In the match with Benjamin Roller, Gama threw him 13 times in the 15-minute match.
After defeating a number of world’s prominent grapplers, Gama issued a challenge to the rest of those who claimed to the World Champion’s Title, including George Hackenschmidt of Russia, Japanese Judo champion Taro Miyake, and Frank Gotch of the United States. However, each of them declined his invitation.
At one point, Gama offered to fight 20 English wrestlers back-to-back, but still, no one would take up his challenge.
When Gama returned India from England, Gama faced Raheem Bakhsh Sultani Wala in Allahabad. After a long struggle between them, Gama emerged the winner and won the title of “Rustam-e-Hind.”
When asked about his strongest opponent, Gama replied, “Raheem Bakhsh Sultani Wala.”
In 1916, Gama defeated another best wrestler of India, Pandit Biddu.
In 1922, when the Prince of Wales was on his visit to India, he presented Gama with a silver mace.
Until 1927, Gama did not have any opponents. However, shortly, it was announced that Gama and Zbyszko would face each other again. In the bout in January 1928 in Patiala, Gama defeated Zbyszko within a minute and won the Indian version of the World Wrestling Championship. Following the bout, Zbyszko referred Gama as a “tiger.”
The last bout that Gama fought during his career was with Jesse Petersen in February 1929. The bout lasted only one and a half minutes in which Gama emerged the winner.
In the 1940s, on the invitation of the Nizam of Hyderabad, Gama defeated all his fighters. Then, Nizam sent him to fight the wrestler Balram Heeraman Singh Yadav, who was never defeated in his life. After a long fight, Gama was not able to defeat him and eventually neither wrestler won.
After the partition of India in 1947, Gama moved to Pakistan.
Until his retirement in 1952, Gama failed to find any other opponents.
After his retirement, Gama trained his nephew Bholu Pahalwan who held the Pakistani wrestling championship for almost twenty years.
In his last days, Gama suffered a chronic illness and struggled to pay for his treatment.
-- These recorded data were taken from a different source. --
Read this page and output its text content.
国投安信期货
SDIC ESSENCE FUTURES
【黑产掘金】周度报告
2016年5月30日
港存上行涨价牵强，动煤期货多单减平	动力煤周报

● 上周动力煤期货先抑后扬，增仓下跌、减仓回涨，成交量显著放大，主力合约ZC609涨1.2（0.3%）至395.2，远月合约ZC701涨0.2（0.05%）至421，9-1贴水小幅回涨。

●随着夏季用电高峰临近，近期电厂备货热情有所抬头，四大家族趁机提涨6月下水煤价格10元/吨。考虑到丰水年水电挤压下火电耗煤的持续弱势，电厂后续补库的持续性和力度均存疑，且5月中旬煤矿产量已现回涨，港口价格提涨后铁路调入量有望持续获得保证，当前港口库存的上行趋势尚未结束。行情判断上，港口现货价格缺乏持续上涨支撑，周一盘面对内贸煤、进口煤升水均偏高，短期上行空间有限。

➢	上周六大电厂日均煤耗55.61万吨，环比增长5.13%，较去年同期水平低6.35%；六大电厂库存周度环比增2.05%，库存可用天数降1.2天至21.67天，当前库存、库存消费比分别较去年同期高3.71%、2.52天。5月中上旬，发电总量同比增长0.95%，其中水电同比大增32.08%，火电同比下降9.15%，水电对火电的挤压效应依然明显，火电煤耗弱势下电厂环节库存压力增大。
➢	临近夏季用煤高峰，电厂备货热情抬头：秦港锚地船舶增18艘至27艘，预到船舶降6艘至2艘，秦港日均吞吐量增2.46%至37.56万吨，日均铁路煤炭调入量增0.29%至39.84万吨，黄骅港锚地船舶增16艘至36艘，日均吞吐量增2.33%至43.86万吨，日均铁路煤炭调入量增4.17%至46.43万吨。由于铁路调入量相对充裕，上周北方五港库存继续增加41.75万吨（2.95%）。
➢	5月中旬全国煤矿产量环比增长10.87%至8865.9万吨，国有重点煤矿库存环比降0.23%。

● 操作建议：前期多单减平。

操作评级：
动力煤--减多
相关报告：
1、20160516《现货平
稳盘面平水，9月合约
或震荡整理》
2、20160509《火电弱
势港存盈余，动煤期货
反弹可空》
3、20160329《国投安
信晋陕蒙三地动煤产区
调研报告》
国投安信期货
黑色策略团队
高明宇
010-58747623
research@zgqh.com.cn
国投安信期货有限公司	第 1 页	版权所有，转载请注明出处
To help him out, G. D. Birla, an industrialist, and a wrestling fan donated ₹2,000 and a monthly pension of ₹300. The Government of Pakistan also supported his medical expenses until his death.
A 95 kg doughnut-shaped exercise disc, used by Gama for squats, is displayed at the National Institute of Sports (NIS) Museum at Patiala.
According to reports, Bruce Lee was an avid follower of Gama’s training routine.